Toyota Motor Corp.’s (NYSE:TM) Lexus division is all about luxury, and as it works to combat the other major competitors in its home market, the car maker is ready to bring out the big guns. That includes opening its own luxury store, called Intersect by Lexus, that offers customers cafe goods, modern “Tokyo-themed foods”, and access to a garage, a shop, and a library lounge.

According to a report via Bloomberg, the store will be opened in Tokyo’s Aoyama district on August 30 next to boutiques like Prada SpA and LVMH Moet Hennessy Louis Vuitton SA. Its purposeful placement in this neighborhood is to help boost Lexus’s luxury brand image worldwide, and increase its global presence.

Similar stores will eventually open in New York and Dubai, but for now, Lexus is focusing on Japan because that is the region where the Japanese carmaker most significantly trails its competitors, Bayerische Motoren Werke AG and Daimler AG’s Mercedes-Benz.

While Mercedes sold 27,828 vehicles in Japan through the end of July this year, Lexus sold a smaller 27,074 units. And though this difference might seem minimal, it is not a pattern that Lexus would like to follow in Japan, especially after outperforming BMW and Mercedes in the U.S. this year.

Lexus has seen major success in the U.S., its biggest market, since its debut in 1999, but the Toyota City, Japan-based company has watched that success slide not only in the past two years in the U.S., and also in its global markets, and that’s why, now, the luxury division is ready to curb its losses for good.

While Lexus has long beat out BMW and Mercedes-Benz in the U.S. luxury market, in recent years, its sales have recently paled in comparison to the two. Fortunately for the Japanese company though, this year, Bloomberg points out that Toyota’s Lexus sales have grown 12 percent to 141, 446 units, marking a comeback as it once again surpasses BMW and Mercedes for the first time in two years. Now, the luxury brand is working to sustain that progress.

And as it regroups in the U.S. where about half of its sales come, Lexus is also bolstering its Japan efforts with this new luxury store opening. The founder of Nakanishi Research Institute, Takaki Nakanishi, understands that the store won’t be a simple easy fix to all of Lexus’s problems. However, he also recognizes it can’t hurt, explaining that, “You can’t expect to gain sales from simply opening a cafe, but it’s definitely better than not having one.”
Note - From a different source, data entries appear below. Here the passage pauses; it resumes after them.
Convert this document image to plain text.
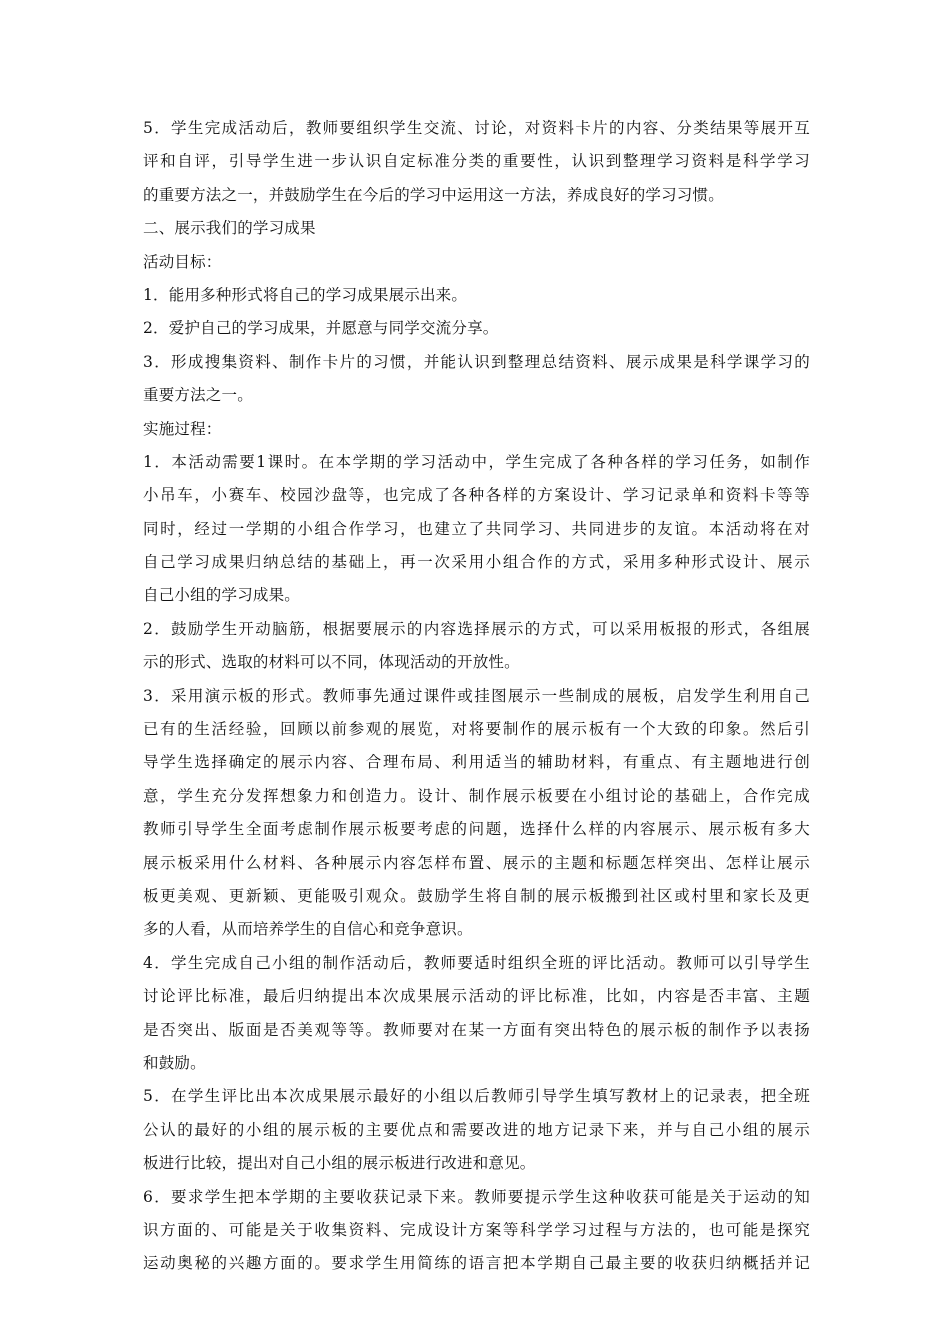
5．学生完成活动后，教师要组织学生交流、讨论，对资料卡片的内容、分类结果等展开互
评和自评，引导学生进一步认识自定标准分类的重要性，认识到整理学习资料是科学学习
的重要方法之一，并鼓励学生在今后的学习中运用这一方法，养成良好的学习习惯。
二、展示我们的学习成果
活动目标：
1．能用多种形式将自己的学习成果展示出来。
2．爱护自己的学习成果，并愿意与同学交流分享。
3．形成搜集资料、制作卡片的习惯，并能认识到整理总结资料、展示成果是科学课学习的
重要方法之一。
实施过程：
1．本活动需要1课时。在本学期的学习活动中，学生完成了各种各样的学习任务，如制作
小吊车，小赛车、校园沙盘等，也完成了各种各样的方案设计、学习记录单和资料卡等等
同时，经过一学期的小组合作学习，也建立了共同学习、共同进步的友谊。本活动将在对
自己学习成果归纳总结的基础上，再一次采用小组合作的方式，采用多种形式设计、展示
自己小组的学习成果。
2．鼓励学生开动脑筋，根据要展示的内容选择展示的方式，可以采用板报的形式，各组展
示的形式、选取的材料可以不同，体现活动的开放性。
3．采用演示板的形式。教师事先通过课件或挂图展示一些制成的展板，启发学生利用自己
已有的生活经验，回顾以前参观的展览，对将要制作的展示板有一个大致的印象。然后引
导学生选择确定的展示内容、合理布局、利用适当的辅助材料，有重点、有主题地进行创
意，学生充分发挥想象力和创造力。设计、制作展示板要在小组讨论的基础上，合作完成
教师引导学生全面考虑制作展示板要考虑的问题，选择什么样的内容展示、展示板有多大
展示板采用什么材料、各种展示内容怎样布置、展示的主题和标题怎样突出、怎样让展示
板更美观、更新颖、更能吸引观众。鼓励学生将自制的展示板搬到社区或村里和家长及更
多的人看，从而培养学生的自信心和竞争意识。
4．学生完成自己小组的制作活动后，教师要适时组织全班的评比活动。教师可以引导学生
讨论评比标准，最后归纳提出本次成果展示活动的评比标准，比如，内容是否丰富、主题
是否突出、版面是否美观等等。教师要对在某一方面有突出特色的展示板的制作予以表扬
和鼓励。
5．在学生评比出本次成果展示最好的小组以后教师引导学生填写教材上的记录表，把全班
公认的最好的小组的展示板的主要优点和需要改进的地方记录下来，并与自己小组的展示
板进行比较，提出对自己小组的展示板进行改进和意见。
6．要求学生把本学期的主要收获记录下来。教师要提示学生这种收获可能是关于运动的知
识方面的、可能是关于收集资料、完成设计方案等科学学习过程与方法的，也可能是探究
运动奥秘的兴趣方面的。要求学生用简练的语言把本学期自己最主要的收获归纳概括并记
Nakanishi may be right — especially considering that the majority of the luxury brands seem to be pulling out all the stops as of late. From upping the look and feel of their luxury dealerships to retraining dealers to ensure they know how to best interact with luxury shoppers, carmakers understand that the pockets of luxury car consumers are now widening as certain major economies start to recover. Lexus will now try to take advantage of that thicker wallet with its new luxury store and redesigned Lexus vehicles.